Dear Reader, I apologise for there being no Bronze Medal for a long time, but in all honesty things have been exceptionally hectic. I always knew March was going to be this way, a ndthings should calm down as of now. I've been filling in my PhD application recently and that's now almost done. Muchos Gracious is, once more, needed for the Man Much Greater Than I, but then again I should've known that would've been so in the first place. Anyways, I've been on my travels! It's hardly 'The Bronze Medal On Tour', but visiting Oxford has opened my eyes to the wonders of other places in Britain aside from Cardiff.
I went there to visit my good friend Anna, someone who I've grown very close to over the last few years and who I will always be eternally grateful to for the way she managed to get me to do some work towards the end of my A Levels. Following that logic, if it wasn't for her I may not be where I am at present, and hopefully from that you may realise why I always make sure I'm there to return the favour. Anyways, it was great to see her, and see the Radiohead Fan Guide to Oxford. It's the kind of tour/pilgrimage that only fans ever indulge in, taking in such exciting places as 'The Street Where They All Lived Together', 'The Park Where They Played a Really Big Gig', and 'The Restaurant Where Ed Used to Work'. Having said that, said restaurant did the best Cream Tea I've ever experienced. Seriously Dear Reader, if you're ever in Oxford, look out Brown's Restaurant and have a Cream Tea. If you're disappointed, let me know.

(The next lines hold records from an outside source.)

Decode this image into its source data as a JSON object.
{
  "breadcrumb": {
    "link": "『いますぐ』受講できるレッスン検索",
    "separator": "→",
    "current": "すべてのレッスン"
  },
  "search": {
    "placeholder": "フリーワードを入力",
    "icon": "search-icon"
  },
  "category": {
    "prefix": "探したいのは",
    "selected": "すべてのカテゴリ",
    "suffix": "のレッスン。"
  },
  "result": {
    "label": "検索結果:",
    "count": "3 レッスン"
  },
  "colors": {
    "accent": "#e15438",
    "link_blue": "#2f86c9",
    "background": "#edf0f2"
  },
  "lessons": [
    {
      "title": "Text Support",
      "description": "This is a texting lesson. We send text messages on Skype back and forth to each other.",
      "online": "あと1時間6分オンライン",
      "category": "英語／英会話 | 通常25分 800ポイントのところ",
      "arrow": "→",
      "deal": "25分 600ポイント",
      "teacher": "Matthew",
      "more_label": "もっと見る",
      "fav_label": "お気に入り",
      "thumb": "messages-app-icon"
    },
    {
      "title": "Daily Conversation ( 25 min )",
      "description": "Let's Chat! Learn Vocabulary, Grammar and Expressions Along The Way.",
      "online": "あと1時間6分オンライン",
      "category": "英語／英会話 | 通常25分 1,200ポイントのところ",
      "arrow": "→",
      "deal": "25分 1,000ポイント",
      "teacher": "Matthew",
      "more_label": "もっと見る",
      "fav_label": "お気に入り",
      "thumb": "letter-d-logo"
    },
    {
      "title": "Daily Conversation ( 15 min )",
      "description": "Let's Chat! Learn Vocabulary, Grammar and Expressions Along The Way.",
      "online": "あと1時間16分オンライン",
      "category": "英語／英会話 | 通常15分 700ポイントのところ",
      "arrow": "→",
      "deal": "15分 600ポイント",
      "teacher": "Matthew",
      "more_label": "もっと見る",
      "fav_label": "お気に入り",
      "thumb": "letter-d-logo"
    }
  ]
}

Oxford as a place rocks immensely. Its a place that's so beautifully designed it's hard to ignore. It's clean. It's got a wonderfully diverse array of independent coffee shops and book stores that sell things at cheap prices because they realise that everyone there wants to read and eat good cake. The buses work, and they don't cost a bomb to go ten minutes up or down the road. The people there are polite and friendly. The restaurants are good value for money, and the beer isn't too badly priced either.
The worst part was leaving. I always think it's good to leave visiting friends with a sense of melancholy as it means that although you've enjoyed yourself, you'd do a lot to have an extra half-hour in their company. You start thinking about the next time you may see that person, and make the effort to go back there. The ironic thing was that as the train pulled away from the station my iPod started with The Hollies and 'He Ain't Heavy, He's My Brother' which, aside from the gender issues, sums up my relationship with Anna.
I'm sorry if that all sounds a little gushy, but it's testament to how much of a good trip I had. I even tried to fix someone's computer (and, yes, failed), and got described as "sensible" and "nice". I usually don't like those words, but I'm really starting recognise their value in life. I suppose it depends who speaks them really.